Subaru’s latest Forester is the first vehicle to pass every element of the tough new ‘small overlap front crash tests’ in North America.
Conducted under the auspices of the Insurance Institute for Highway Safety (IIHS), the small overlap front crash test, as the name suggests, puts even more pressure on front-end safety than the conventional full-front barrier test. An IIHS study in North America in 2009 showed these sorts of crashes represent around 25 per-cent of frontal crashes which resulted serious or fatal injuries to front seat occupants.
After its test, the latest Subaru Forester was the only one of 13 small SUVs tested to earn IIHS’ ‘Good’ rating and score the desired ‘Top Safety Pick+’ standard.
There are only 20 vehicles listed in the ‘Top Safety Pick+’ category and this standard studies performance in the small overlap front tests, the moderate overlap front as well as side, rollover and rear tests.
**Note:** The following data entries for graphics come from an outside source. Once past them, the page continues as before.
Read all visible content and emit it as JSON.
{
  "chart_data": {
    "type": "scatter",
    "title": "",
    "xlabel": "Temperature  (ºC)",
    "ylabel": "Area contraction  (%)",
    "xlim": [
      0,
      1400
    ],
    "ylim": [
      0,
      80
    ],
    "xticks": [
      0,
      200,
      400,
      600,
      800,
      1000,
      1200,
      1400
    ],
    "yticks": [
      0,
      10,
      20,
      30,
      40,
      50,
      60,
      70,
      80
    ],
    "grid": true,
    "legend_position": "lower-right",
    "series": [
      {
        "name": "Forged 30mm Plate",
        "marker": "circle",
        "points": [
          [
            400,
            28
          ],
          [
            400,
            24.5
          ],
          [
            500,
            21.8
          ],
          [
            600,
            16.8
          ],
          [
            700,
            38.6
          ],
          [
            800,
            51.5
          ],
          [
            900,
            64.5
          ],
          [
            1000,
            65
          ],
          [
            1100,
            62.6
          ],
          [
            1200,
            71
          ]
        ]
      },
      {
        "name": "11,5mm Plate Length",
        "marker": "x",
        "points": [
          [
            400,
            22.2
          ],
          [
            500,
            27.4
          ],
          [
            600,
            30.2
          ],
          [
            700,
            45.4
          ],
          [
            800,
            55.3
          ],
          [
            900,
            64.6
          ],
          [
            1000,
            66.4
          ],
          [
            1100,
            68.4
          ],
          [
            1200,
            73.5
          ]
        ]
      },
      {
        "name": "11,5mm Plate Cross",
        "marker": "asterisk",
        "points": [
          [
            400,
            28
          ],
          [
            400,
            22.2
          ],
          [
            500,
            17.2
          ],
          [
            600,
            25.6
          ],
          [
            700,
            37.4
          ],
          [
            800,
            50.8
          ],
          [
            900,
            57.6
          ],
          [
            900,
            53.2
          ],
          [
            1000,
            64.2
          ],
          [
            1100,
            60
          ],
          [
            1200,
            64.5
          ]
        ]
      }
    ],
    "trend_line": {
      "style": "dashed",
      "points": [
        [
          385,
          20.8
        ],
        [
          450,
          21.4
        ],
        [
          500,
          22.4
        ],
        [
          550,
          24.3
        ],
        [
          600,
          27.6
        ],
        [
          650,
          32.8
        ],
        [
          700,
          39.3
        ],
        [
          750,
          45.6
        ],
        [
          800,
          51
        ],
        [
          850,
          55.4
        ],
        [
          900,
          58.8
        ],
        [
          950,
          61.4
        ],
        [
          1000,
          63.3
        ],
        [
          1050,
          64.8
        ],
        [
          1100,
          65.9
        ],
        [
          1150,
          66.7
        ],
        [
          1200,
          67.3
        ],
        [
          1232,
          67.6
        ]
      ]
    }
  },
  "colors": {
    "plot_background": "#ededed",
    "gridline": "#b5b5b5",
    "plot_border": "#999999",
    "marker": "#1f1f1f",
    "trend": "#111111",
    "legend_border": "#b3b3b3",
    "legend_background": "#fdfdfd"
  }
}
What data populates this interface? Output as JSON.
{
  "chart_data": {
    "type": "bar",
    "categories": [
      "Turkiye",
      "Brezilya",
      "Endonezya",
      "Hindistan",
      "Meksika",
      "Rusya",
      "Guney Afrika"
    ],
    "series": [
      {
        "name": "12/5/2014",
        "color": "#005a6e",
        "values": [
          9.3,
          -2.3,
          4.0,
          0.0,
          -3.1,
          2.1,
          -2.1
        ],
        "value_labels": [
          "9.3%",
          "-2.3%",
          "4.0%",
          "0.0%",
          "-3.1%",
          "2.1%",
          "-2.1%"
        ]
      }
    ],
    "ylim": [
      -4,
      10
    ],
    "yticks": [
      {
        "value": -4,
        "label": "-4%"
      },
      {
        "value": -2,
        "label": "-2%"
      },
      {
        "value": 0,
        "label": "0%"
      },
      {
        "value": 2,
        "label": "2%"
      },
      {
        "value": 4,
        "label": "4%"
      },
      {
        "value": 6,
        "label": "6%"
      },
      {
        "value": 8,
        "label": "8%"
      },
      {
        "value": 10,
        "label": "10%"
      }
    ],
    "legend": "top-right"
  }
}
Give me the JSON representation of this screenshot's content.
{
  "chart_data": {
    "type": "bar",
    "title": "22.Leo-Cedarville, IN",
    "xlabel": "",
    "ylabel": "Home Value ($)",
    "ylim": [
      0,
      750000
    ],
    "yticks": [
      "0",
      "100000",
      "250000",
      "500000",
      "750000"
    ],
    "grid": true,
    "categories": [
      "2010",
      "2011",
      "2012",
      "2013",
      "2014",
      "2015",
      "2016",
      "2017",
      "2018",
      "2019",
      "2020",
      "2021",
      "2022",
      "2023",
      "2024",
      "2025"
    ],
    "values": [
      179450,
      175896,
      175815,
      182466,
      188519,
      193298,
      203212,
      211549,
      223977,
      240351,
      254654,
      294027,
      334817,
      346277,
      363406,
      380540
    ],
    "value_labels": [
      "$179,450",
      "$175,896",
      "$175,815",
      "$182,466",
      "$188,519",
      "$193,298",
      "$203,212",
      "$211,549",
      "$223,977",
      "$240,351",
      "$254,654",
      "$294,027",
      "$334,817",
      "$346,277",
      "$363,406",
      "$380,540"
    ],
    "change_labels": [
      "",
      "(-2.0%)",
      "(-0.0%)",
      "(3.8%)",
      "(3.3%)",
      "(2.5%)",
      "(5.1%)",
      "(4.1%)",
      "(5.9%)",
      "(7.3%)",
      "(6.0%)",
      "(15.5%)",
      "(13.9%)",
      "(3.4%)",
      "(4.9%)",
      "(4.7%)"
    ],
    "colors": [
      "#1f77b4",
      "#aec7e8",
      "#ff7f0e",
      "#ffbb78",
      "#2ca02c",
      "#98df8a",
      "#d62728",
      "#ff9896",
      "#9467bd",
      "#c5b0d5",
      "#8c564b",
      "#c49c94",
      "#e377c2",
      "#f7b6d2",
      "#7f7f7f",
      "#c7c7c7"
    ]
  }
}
To be selected a vehicle must earn good ratings in four of the five tests and be ranked no less than ‘acceptable’ in the fifth.
Subaru is the only brand with all models sold in North America ranking as IIHS Top safety Picks for four consecutive years (2010 to current) and the latest Forester is the third Subaru to be awarded the ‘top Safety Pick+’ standard (Liberty and Outback are the others).
“With the redesigned Forester, Subaru’s engineers set out to do well in our new test and they succeeded,” explained IIHS’ Joe Nolan. “This is exactly how we hoped manufacturers would respond to improve protection for people in these kinds of serious frontal crashes.”